I was raised as a careful Yankee — my father’s people were from small town and rural New England.  I turn off the lights as I leave a room; take 3 minute, economical showers; and start my garden plants from seed.

Yet I inherited very different impulses from my mother’s side of the family.  In particular, I spent a lot of my boyhood relishing the flamboyance of my maternal grandfather, a Western mining engineer who drove a sparkly gold Cadillac the size of a spaceship, loved any excuse for giving presents, and settled backyard disputes with the wildlife with a single, precisely placed bullet.

This dichotomy is why I so love this time of year.   By now, my garden is full of the vegetable crops I started from seed in my basement in the Spring.  I’ve got rows and rows of beans and beets, leeks, sprawls of squashes, lavender and nasturtiums, herbs, and side-by-side patches of basil and tomatoes.  Except for the tomatoes, which I ordered as grafted seedlings because they perform better in my verticillium infested soil, I started all of these plantings from seeds that I shook out of paper packets.

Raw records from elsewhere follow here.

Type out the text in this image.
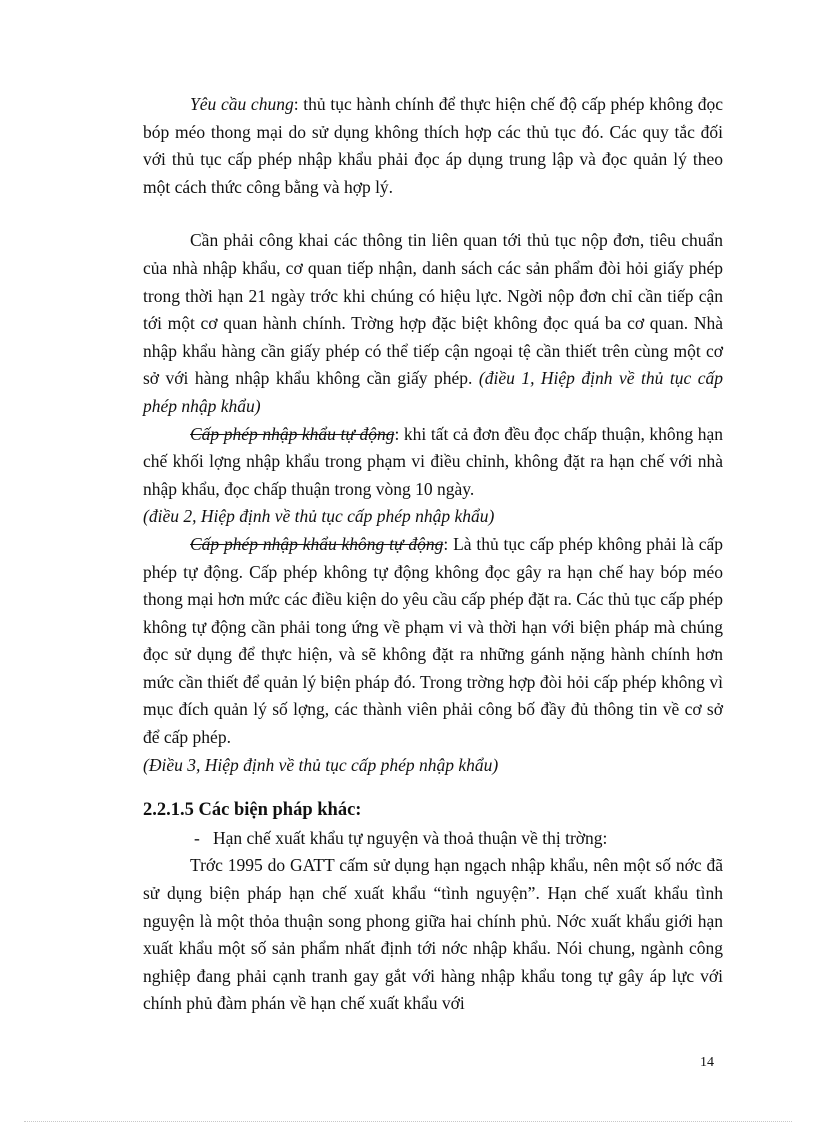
Yêu cầu chung: thủ tục hành chính để thực hiện chế độ cấp phép không đọc bóp méo thong mại do sử dụng không thích hợp các thủ tục đó. Các quy tắc đối với thủ tục cấp phép nhập khẩu phải đọc áp dụng trung lập và đọc quản lý theo một cách thức công bằng và hợp lý.

Cần phải công khai các thông tin liên quan tới thủ tục nộp đơn, tiêu chuẩn của nhà nhập khẩu, cơ quan tiếp nhận, danh sách các sản phẩm đòi hỏi giấy phép trong thời hạn 21 ngày trớc khi chúng có hiệu lực. Ngời nộp đơn chỉ cần tiếp cận tới một cơ quan hành chính. Trờng hợp đặc biệt không đọc quá ba cơ quan. Nhà nhập khẩu hàng cần giấy phép có thể tiếp cận ngoại tệ cần thiết trên cùng một cơ sở với hàng nhập khẩu không cần giấy phép. (điều 1, Hiệp định về thủ tục cấp phép nhập khẩu)

Cấp phép nhập khẩu tự động: khi tất cả đơn đều đọc chấp thuận, không hạn chế khối lợng nhập khẩu trong phạm vi điều chỉnh, không đặt ra hạn chế với nhà nhập khẩu, đọc chấp thuận trong vòng 10 ngày.

(điều 2, Hiệp định về thủ tục cấp phép nhập khẩu)

Cấp phép nhập khẩu không tự động: Là thủ tục cấp phép không phải là cấp phép tự động. Cấp phép không tự động không đọc gây ra hạn chế hay bóp méo thong mại hơn mức các điều kiện do yêu cầu cấp phép đặt ra. Các thủ tục cấp phép không tự động cần phải tong ứng về phạm vi và thời hạn với biện pháp mà chúng đọc sử dụng để thực hiện, và sẽ không đặt ra những gánh nặng hành chính hơn mức cần thiết để quản lý biện pháp đó. Trong trờng hợp đòi hỏi cấp phép không vì mục đích quản lý số lợng, các thành viên phải công bố đầy đủ thông tin về cơ sở để cấp phép.

(Điều 3, Hiệp định về thủ tục cấp phép nhập khẩu)

2.2.1.5 Các biện pháp khác:

- Hạn chế xuất khẩu tự nguyện và thoả thuận về thị trờng:

Trớc 1995 do GATT cấm sử dụng hạn ngạch nhập khẩu, nên một số nớc đã sử dụng biện pháp hạn chế xuất khẩu “tình nguyện”. Hạn chế xuất khẩu tình nguyện là một thỏa thuận song phong giữa hai chính phủ. Nớc xuất khẩu giới hạn xuất khẩu một số sản phẩm nhất định tới nớc nhập khẩu. Nói chung, ngành công nghiệp đang phải cạnh tranh gay gắt với hàng nhập khẩu tong tự gây áp lực với chính phủ đàm phán về hạn chế xuất khẩu với

14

It rejoices the Yankee side of my soul when my wife Suzanne tells me, as she did this weekend, that she just picked a bushel of beans.  I know that all of that nutrition sprang from a single, four-dollar-and-ten-cent packet. A return on investment that would gratify any Yankee.  And when Suzanne wasn’t picking beans yesterday she was piling up acorn squashes, cucumbers, and zucchinis.  Several of the latter had been hiding under the leaves until they achieved the dimensions of green-striped zeppelins.  We pick most of our zucchinis when they are fashionably slender and small, but I must confess to a weakness for the big, curvaceous ones, the ones with a figure the guys on the corner would describe approvingly as “thick”.

In particular, I’ve found that the heirloom Italian zucchini cultivar, ‘Costata Romanesco,’ has a flesh that keeps its texture and flavor even into obesity.  I split these monsters with a chef’s knife, scoop out the seeds, stuff them with sausage meat we get from a farmer down the road, douse them with tomato sauce, and bake until tender.

In short, I love the glut of this time of year.  I love it not only because it fills our chest freezer, but also because it provides lots of material for giveaways.  I think of my grandfather when I fill the back seat of my car with produce and drive down to the local food pantry to share.  Last year I delivered 4 Napa cabbages that together weighed in at 16 lbs. Of course I could deliver even more if I drove a monster Cadillac.  But that’s not my style.